Ce dispositif, qui représente 16 % des crédits du programme de la politique de la ville, soit 67,2 millions d'euros en 2017, repose sur une aide conséquente de l'État, parmi les plus incitatives des contrats aidés existants. Son montant annuel est fixé, depuis juillet 2016, à un peu plus de 18 900 euros. Ce montant, qui a connu des oscillations depuis la création du dispositif, est déterminant dans la décision de recrutement des employeurs, qui sont principalement des associations de taille modeste. En 2013, une baisse de près de 25 % du montant de l'aide a ainsi conduit à une diminution sensible du nombre d'adulte-relais recrutés. L'État est donc à la recherche du juste équilibre budgétaire, indispensable pour garantir la pérennité du dispositif. Afin de compenser leur « reste à charge » parfois significatif, les employeurs sont encouragés à développer des cofinancements pérennes, émanant de partenaires privés mais également publics ; je pense notamment à l'éducation nationale s'agissant des postes de médiateurs scolaires.

La complexité du mode de financement de ce dispositif - qui était géré jusqu'en 2015 par l'Agence nationale pour la cohésion sociale et l'égalité des chances (ACSé) et l'Agence de service et de paiements (ASP) - a conduit à un ajustement imparfait des crédits en loi de finances initiale. Des « réserves de financement » se sont constituées, en complément des crédits budgétaires ouverts, avec l'utilisation du fonds de roulement de l'ACSé, et du solde de trésorerie de l'ASP. Ces réserves ont certes permis une gestion plus souple et plus sécurisante du dispositif, mais elles ont pu nuire à sa lisibilité financière et peut-être conduire à une surévaluation des crédits budgétaires nécessaires à sa mise en oeuvre. On a, en effet, observé une sous-consommation récurrente des crédits s'accompagnant d'une progression du solde de trésorerie de l'ASP de 8,4 à 17 millions d'euros entre 2007 et 2015. L'assèchement prévu du solde de trésorerie de l'ASP et du fonds de roulement de l'ACSé - avec la gestion directe du dispositif, depuis 2016, par le CGET - devrait permettre un meilleur ajustement des crédits. Ces évolutions devraient conduire à un mode de gestion plus transparent et efficace du dispositif.

Malgré ces difficultés observées, le bilan du dispositif est plutôt positif au regard des objectifs de la politique de la ville. À titre d'exemple, l'étude menée par un laboratoire de recherche de Sciences po sur une expérimentation de médiation scolaire, a conclu à un fort impact de l'action des médiateurs sur l'amélioration du climat scolaire, avec une diminution, notamment, de 11 % du sentiment de harcèlement au collège. Ces résultats méritent d'être soulignés et confortés.

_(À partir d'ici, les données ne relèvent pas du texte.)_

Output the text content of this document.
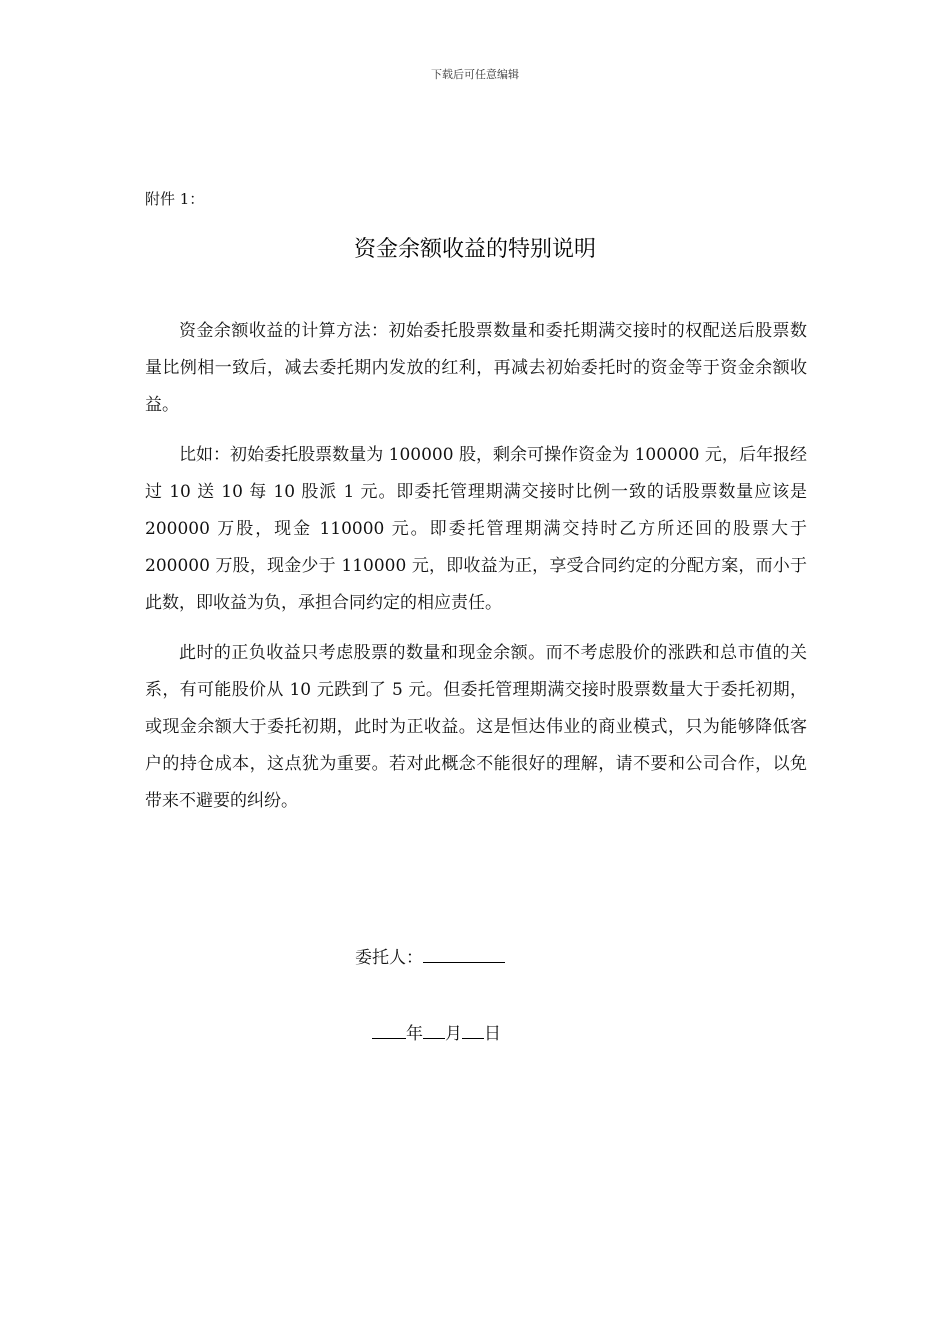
下载后可任意编辑
附件 1：
资金余额收益的特别说明

资金余额收益的计算方法：初始委托股票数量和委托期满交接时的权配送后股票数量比例相一致后，减去委托期内发放的红利，再减去初始委托时的资金等于资金余额收益。

比如：初始委托股票数量为 100000 股，剩余可操作资金为 100000 元，后年报经过 10 送 10 每 10 股派 1 元。即委托管理期满交接时比例一致的话股票数量应该是 200000 万股，现金 110000 元。即委托管理期满交持时乙方所还回的股票大于 200000 万股，现金少于 110000 元，即收益为正，享受合同约定的分配方案，而小于此数，即收益为负，承担合同约定的相应责任。

此时的正负收益只考虑股票的数量和现金余额。而不考虑股价的涨跌和总市值的关系，有可能股价从 10 元跌到了 5 元。但委托管理期满交接时股票数量大于委托初期，或现金余额大于委托初期，此时为正收益。这是恒达伟业的商业模式，只为能够降低客户的持仓成本，这点犹为重要。若对此概念不能很好的理解，请不要和公司合作，以免带来不避要的纠纷。

委托人：
年 月 日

Sur le plan de la politique de l'emploi, 58 % des adultes-relais connaissent une sortie positive du dispositif. Le bilan, en termes d'insertion professionnelle, est ainsi plus mitigé. Les associations éprouvent des difficultés, notamment, pour financer des actions de formation, pourtant essentielles à la réussite de l'insertion professionnelle des adultes-relais.

L'accent doit donc être mis sur le renforcement du volet formation, qui constitue déjà une obligation pour les employeurs. Dans ce domaine, des évolutions sont en cours et méritent d'être saluées. Il est, en effet, essentiel qu'un adulte-relais puisse bénéficier d'un vrai parcours de formation. Plusieurs mesures méritent ainsi d'être envisagées : l'augmentation des crédits budgétaires alloués aux plans de professionnalisation, le renforcement de l'obligation de formation et de son suivi par l'État, mais également la reconnaissance officielle des compétences liées à la médiation sociale, par le biais, par exemple, d'un recensement de ces formations à l'inventaire des certifications et des habilitations, permettant ainsi une prise en charge facilitée par les organismes paritaires collecteurs agréés (OPCA).

Ce dispositif adulte-relais doit donc être préservé, le renforcement de son efficacité budgétaire et de son utilité sociale passant essentiellement par le maintien d'une aide financière significative, la rationalisation de sa gestion et l'amélioration des dispositifs de formation.

M. Albéric de Montgolfier, rapporteur général. - Je partage les conclusions de Bernard Delcros. Soulignons, pour la politique de la ville, le décalage considérable entre des annonces impressionnantes du Président de la République - 1 milliard d'euros d'ici à 2024 - et la réalité : pour 2017, seuls 100 millions d'euros en autorisations d'engagement et 15 millions en crédits de paiement sont inscrits, soit pas plus de 1,5 % du montant annoncé ! On voit là les limites de la pluriannualité.

Mme Annie Guillemot, rapporteure pour avis de la commission des affaires économiques. - Les crédits consacrés à la politique de la ville sont effectivement stabilisés. Il faudrait cependant que l'Anru ait à sa disposition des crédits très rapidement, bien des élus me l'ont dit. C'est indispensable si nous voulons éviter un temps de latence trop grand entre le PNRU et le NPNRU. Quant au dispositif des adultes-relais, il est effectivement très satisfaisant et il conviendrait de l'intensifier.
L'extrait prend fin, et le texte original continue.